Su fe en la palabra es categórica y por eso espera de ella su mejor esfuerzo: «El periodismo, siempre que se ejerza, como tal, sigue siendo la mejor aventura, para contar otras vidas, otros presentes, otros mundos, otros amores, otros desamores.»

Cada uno de sus artículos están llenos de nostalgia, miradas curiosas, sentimentalismo, fraternidad, requiebres de la vida. Hasta se permite licencias con rigor de filósofo de la experiencia: «La amistad debe ser como el amor: eterno. Pero la eternidad, bien sabemos que son solo instantes y nada más. Las fugaces ráfagas, las hacemos eternas, como el amor, como la amistad, como la vida misma.»

Véase este rotundo párrafo: «Escribir en pasado, para quienes han perdido, algún ser querido, es harto complicado, porque se trata, supongo, de aprender a vivir en soledad. Es desolador, porque buscas su mirada, su presencia, y te das cuenta que nunca más estará ese alguien…Ha partido en ese extraño viaje que es la muerte.»

Wilfredo escribe de todo y para todos.

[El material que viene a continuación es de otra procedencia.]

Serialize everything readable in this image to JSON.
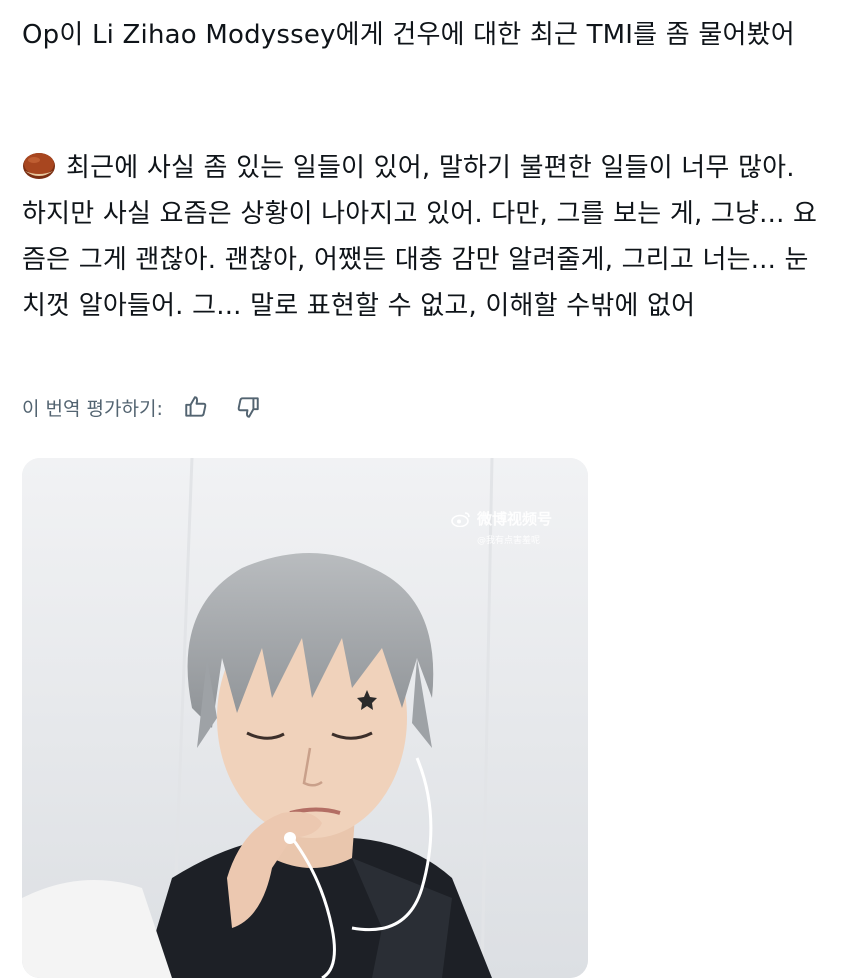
{
  "post": {
    "intro": "Op이 Li Zihao Modyssey에게 건우에 대한 최근 TMI를 좀 물어봤어",
    "emoji": "chestnut-emoji",
    "body": "최근에 사실 좀 있는 일들이 있어, 말하기 불편한 일들이 너무 많아. 하지만 사실 요즘은 상황이 나아지고 있어. 다만, 그를 보는 게, 그냥... 요즘은 그게 괜찮아. 괜찮아, 어쨌든 대충 감만 알려줄게, 그리고 너는... 눈치껏 알아들어. 그... 말로 표현할 수 없고, 이해할 수밖에 없어"
  },
  "translation_rating": {
    "label": "이 번역 평가하기:",
    "like_icon": "thumbs-up-icon",
    "dislike_icon": "thumbs-down-icon"
  },
  "media": {
    "watermark_main": "微博视频号",
    "watermark_sub": "@我有点害羞呢",
    "description_icon": "weibo-logo-icon"
  }
}
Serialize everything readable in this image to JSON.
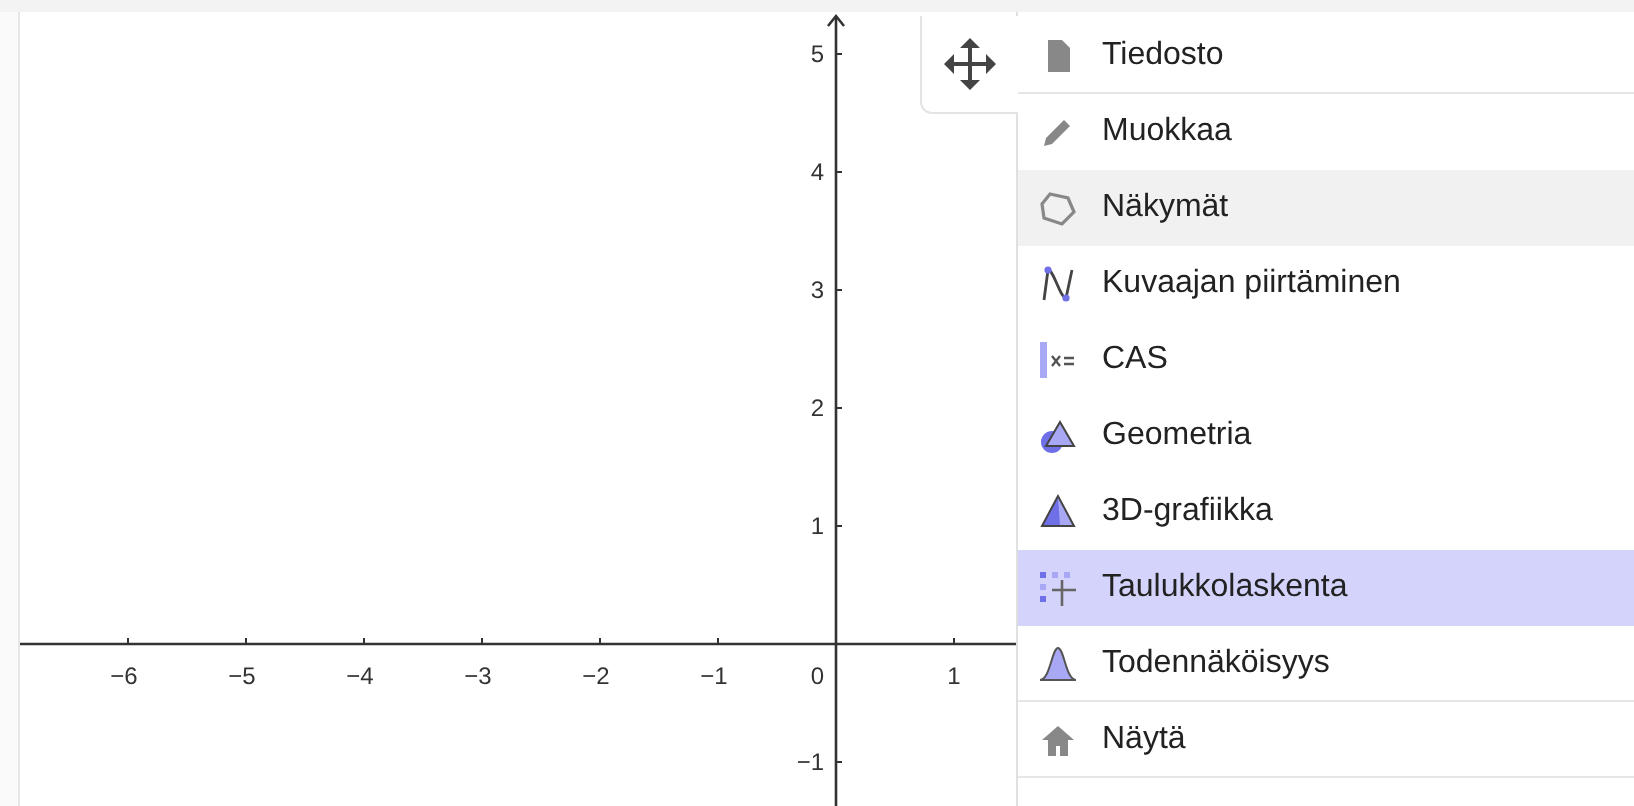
{
  "graphics_view": {
    "x_tick_labels": [
      "−6",
      "−5",
      "−4",
      "−3",
      "−2",
      "−1",
      "1"
    ],
    "origin_label": "0",
    "y_tick_labels": [
      "5",
      "4",
      "3",
      "2",
      "1",
      "−1"
    ]
  },
  "menu": {
    "items": [
      {
        "label": "Tiedosto",
        "selected": false,
        "hovered": false,
        "divider_after": true
      },
      {
        "label": "Muokkaa",
        "selected": false,
        "hovered": false,
        "divider_after": false
      },
      {
        "label": "Näkymät",
        "selected": false,
        "hovered": true,
        "divider_after": false
      },
      {
        "label": "Kuvaajan piirtäminen",
        "selected": false,
        "hovered": false,
        "divider_after": false
      },
      {
        "label": "CAS",
        "selected": false,
        "hovered": false,
        "divider_after": false
      },
      {
        "label": "Geometria",
        "selected": false,
        "hovered": false,
        "divider_after": false
      },
      {
        "label": "3D-grafiikka",
        "selected": false,
        "hovered": false,
        "divider_after": false
      },
      {
        "label": "Taulukkolaskenta",
        "selected": true,
        "hovered": false,
        "divider_after": false
      },
      {
        "label": "Todennäköisyys",
        "selected": false,
        "hovered": false,
        "divider_after": true
      },
      {
        "label": "Näytä",
        "selected": false,
        "hovered": false,
        "divider_after": true
      }
    ]
  }
}
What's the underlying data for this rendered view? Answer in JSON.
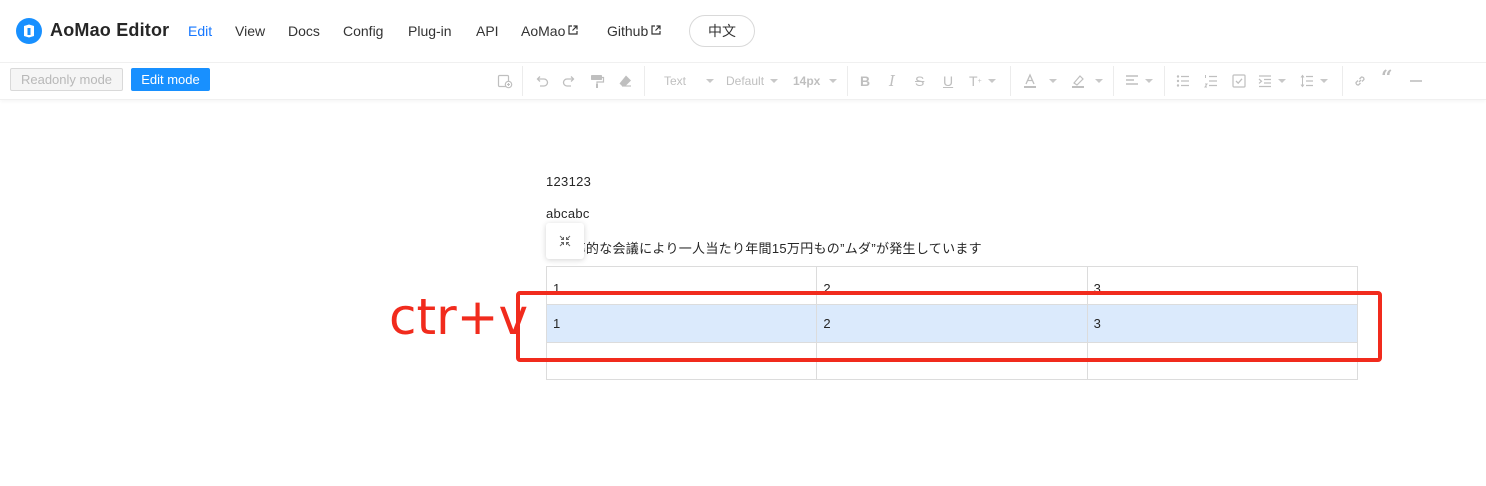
{
  "header": {
    "brand": "AoMao Editor",
    "nav": [
      {
        "label": "Edit",
        "active": true,
        "external": false
      },
      {
        "label": "View",
        "active": false,
        "external": false
      },
      {
        "label": "Docs",
        "active": false,
        "external": false
      },
      {
        "label": "Config",
        "active": false,
        "external": false
      },
      {
        "label": "Plug-in",
        "active": false,
        "external": false
      },
      {
        "label": "API",
        "active": false,
        "external": false
      },
      {
        "label": "AoMao",
        "active": false,
        "external": true
      },
      {
        "label": "Github",
        "active": false,
        "external": true
      }
    ],
    "language_button": "中文"
  },
  "toolbar": {
    "readonly_mode": "Readonly mode",
    "edit_mode": "Edit mode",
    "heading_select": "Text",
    "font_family_select": "Default",
    "font_size_select": "14px",
    "icons": [
      "insert-icon",
      "undo-icon",
      "redo-icon",
      "paintformat-icon",
      "clear-format-icon",
      "bold-icon",
      "italic-icon",
      "strikethrough-icon",
      "underline-icon",
      "superscript-icon",
      "font-color-icon",
      "background-color-icon",
      "alignment-icon",
      "unordered-list-icon",
      "ordered-list-icon",
      "task-list-icon",
      "indent-icon",
      "line-height-icon",
      "link-icon",
      "quote-icon",
      "horizontal-rule-icon"
    ]
  },
  "document": {
    "paragraphs": [
      "123123",
      "abcabc",
      "非効率的な会議により一人当たり年間15万円もの”ムダ”が発生しています"
    ],
    "table": [
      [
        "1",
        "2",
        "3"
      ],
      [
        "1",
        "2",
        "3"
      ],
      [
        "",
        "",
        ""
      ]
    ]
  },
  "annotation": {
    "text": "ctr+v",
    "color": "#f12b1d"
  },
  "colors": {
    "accent": "#1890ff",
    "selection": "#dbeafc"
  }
}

Tiene ritmo, azúcar y lágrimas para perfilar un texto sobre algún cantante de la nueva ola como Leo Dan, sus recuerdos familiares, las manías de Bryce Echenique, la asombrosa narrativa de Gabriel García Márquez o Pedro Páramo, las lecturas críticas de Harold Bloom o los consejos de Tomas Eloy Martínez. O ese extraordinario texto (“Los caminos equivocados”, redacción BAM Noticias,24/01/2025)  por su hondura humana capaz de clavarnos el pecho dedicado a Joan Didion y su libro Lo que quiero decir (Literatura Random House,2021) donde usa la experiencia de la autora, para controlar nuestros prejuicios por la tiranía de la felicidad impuesta: 

«La rechazaron de Stanford, porque, no “cumples los requisitos, lamentamos informarte de que, debido a la dureza de la competencia”. Lloró, porque a cualquier joven como ayer, como hoy, como mañana; le destrozan el corazón y las ilusiones juveniles. Nada más cierto, allí vuelvo a un doble y triste episodio.

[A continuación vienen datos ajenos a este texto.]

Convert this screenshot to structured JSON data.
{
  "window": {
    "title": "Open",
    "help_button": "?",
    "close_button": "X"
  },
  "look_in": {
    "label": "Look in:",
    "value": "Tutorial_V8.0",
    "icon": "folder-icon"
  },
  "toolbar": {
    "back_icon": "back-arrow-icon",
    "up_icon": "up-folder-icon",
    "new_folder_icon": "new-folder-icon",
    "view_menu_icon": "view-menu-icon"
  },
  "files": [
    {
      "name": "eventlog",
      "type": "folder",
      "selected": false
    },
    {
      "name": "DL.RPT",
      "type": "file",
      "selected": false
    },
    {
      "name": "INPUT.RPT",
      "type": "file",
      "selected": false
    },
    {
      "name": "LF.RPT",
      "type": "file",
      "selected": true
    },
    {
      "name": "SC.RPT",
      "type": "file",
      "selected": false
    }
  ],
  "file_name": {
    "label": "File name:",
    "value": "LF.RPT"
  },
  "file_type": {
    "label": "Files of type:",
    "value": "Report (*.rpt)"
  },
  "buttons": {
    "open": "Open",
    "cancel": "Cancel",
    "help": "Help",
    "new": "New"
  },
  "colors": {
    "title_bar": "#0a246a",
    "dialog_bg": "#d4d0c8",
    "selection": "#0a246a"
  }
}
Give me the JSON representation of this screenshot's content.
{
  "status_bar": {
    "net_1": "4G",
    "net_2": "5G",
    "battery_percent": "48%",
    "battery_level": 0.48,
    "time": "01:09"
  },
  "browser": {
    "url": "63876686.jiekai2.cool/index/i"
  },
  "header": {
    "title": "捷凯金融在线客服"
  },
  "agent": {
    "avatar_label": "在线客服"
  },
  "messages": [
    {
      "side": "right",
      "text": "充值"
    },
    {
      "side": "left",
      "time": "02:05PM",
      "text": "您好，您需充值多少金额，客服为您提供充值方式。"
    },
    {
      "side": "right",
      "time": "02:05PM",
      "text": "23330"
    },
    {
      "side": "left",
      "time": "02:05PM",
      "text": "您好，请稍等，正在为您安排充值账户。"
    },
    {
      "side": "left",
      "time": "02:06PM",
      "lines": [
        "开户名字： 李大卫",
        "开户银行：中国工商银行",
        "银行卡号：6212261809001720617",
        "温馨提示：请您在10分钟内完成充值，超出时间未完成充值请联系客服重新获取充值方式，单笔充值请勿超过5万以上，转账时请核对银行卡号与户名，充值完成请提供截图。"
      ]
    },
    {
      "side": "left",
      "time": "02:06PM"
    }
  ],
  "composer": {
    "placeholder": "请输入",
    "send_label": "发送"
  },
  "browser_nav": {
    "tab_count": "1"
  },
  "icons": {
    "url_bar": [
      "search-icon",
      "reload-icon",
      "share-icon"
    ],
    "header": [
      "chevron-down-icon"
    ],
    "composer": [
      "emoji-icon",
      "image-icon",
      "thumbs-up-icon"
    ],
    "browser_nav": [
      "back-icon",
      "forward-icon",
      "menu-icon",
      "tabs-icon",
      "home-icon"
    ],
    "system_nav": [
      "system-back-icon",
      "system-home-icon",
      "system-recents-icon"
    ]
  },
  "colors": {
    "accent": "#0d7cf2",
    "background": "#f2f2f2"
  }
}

Un profesor que lo recuerdo bien claro, me predestinó a ser “un don nadie” y cuando postulé a la universidad, en ambas, no ingresé. Como Joan, lloré solo y sin testigos. La vida, luego entendí, me tenía otros caminos, vivir como un “vago ilustrado”.»

Wilfredo Mendoza sigue escribiendo y enseñando con su inconfundible estilo. Lo hace desde su melomanía, las cicatrices de la vida o su imperturbable amor por los libros. Un cronista cotidiano (breve pero rotundo) forjado en la pesquisa periodística, la pizarra universitaria y la buena literatura que embellece su prosa. Sigue adelante con tu “periodismo con ambiciones artísticas” parafraseando al buen Gay Talese. Nos debemos unas cervezas, maestro.